26 Intussen had Joab de strijd tegen Rabba der Ammonieten voortgezet. Toen hij de stadswijk aan het water had ingenomen,
At this time Joab had been fighting against the Ammonite town of Rabbah, and had captured the royal fortress.
27 liet hij aan David boodschappen: Ik heb Rabba bestormd en de wijk aan het wate reeds ingenomen.
Joab sent messengers to David to tell him, “I have attacked Rabbah and I have also captured its water supply.
28 Wil dus de rest van het leger bijeenroepen, het beleg om de stad slaan en haar innemen; anders moet ik de stad veroveren en wordt zij naar mij genoemd.
So please call up the rest of the army, besiege the town, and capture it.
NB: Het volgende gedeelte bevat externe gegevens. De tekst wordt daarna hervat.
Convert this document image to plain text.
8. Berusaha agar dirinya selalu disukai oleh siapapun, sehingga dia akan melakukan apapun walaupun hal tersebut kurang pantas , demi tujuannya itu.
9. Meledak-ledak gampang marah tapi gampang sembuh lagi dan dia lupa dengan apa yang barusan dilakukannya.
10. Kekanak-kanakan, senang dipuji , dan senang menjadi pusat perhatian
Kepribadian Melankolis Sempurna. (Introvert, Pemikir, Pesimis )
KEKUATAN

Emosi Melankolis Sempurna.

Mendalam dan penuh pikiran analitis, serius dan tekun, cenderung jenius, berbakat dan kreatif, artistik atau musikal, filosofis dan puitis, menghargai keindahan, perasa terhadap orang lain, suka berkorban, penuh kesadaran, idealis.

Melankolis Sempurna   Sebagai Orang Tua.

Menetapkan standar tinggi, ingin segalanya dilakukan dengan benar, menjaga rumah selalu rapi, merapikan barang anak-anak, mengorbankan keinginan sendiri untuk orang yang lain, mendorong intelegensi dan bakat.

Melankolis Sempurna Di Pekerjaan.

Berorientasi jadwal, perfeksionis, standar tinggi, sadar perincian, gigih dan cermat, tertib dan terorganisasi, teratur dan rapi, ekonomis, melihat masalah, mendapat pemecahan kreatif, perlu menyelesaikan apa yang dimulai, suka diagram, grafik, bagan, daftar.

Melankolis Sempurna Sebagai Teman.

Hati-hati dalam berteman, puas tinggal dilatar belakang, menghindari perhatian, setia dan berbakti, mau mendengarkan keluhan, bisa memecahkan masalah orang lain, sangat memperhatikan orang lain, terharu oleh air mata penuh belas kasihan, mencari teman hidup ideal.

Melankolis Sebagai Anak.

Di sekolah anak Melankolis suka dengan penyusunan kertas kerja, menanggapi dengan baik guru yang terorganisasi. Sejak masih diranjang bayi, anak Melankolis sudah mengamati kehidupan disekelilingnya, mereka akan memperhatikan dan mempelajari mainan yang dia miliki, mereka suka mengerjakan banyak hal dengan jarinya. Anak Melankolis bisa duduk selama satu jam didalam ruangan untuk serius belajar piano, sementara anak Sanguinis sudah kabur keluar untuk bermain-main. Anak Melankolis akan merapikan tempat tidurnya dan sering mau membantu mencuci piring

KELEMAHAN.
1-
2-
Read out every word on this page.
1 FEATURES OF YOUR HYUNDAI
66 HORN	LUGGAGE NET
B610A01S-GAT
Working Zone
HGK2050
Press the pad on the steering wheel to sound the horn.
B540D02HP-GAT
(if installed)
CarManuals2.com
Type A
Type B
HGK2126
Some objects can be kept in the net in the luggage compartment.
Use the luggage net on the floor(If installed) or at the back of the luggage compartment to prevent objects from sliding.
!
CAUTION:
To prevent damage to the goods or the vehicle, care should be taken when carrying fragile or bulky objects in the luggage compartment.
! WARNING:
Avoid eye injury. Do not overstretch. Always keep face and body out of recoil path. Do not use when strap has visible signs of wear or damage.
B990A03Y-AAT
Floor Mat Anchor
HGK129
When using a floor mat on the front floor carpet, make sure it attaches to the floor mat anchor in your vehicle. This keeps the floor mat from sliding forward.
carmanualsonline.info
Otherwise I will capture the city, and I will get the credit.”
29 Daarom riep David heel het leger bijeen; hij ging naar Rabba, bestormde de stad en nam haar in.
So David called up the rest of the army and marched on Rabbah. He attacked it and captured it.
30 De kroon van Milkom, die een talent aan goud woog, en waarin een kostbare steen zat, nam hij Milkom van het hoofd, en droeg hem voortaan zelf; bovendien sleepte hij een ontzaglijke buit uit de stad.
He took the crown from the head of their king, and it was placed on David's head. It weighed a talent of gold and was decorated with precious stones. David took a large amount of plunder from the town.
31 Ook haar burgers voerde hij weg; hij gebruikte ze aan de zaag, de ijzeren houwelen en de ijzeren bijlen, en liet ze tichelstenen maken. Zo deed hij met alle steden van de Ammonieten. Daarna keerde David met heel zijn leger naar Jerusalem terug.
David took the inhabitants and forced them to work with saws, iron picks, and axes, and he also made them work making bricks. He did the same in all the Ammonite towns. Then David and the whole Israelite army returned to Jerusalem.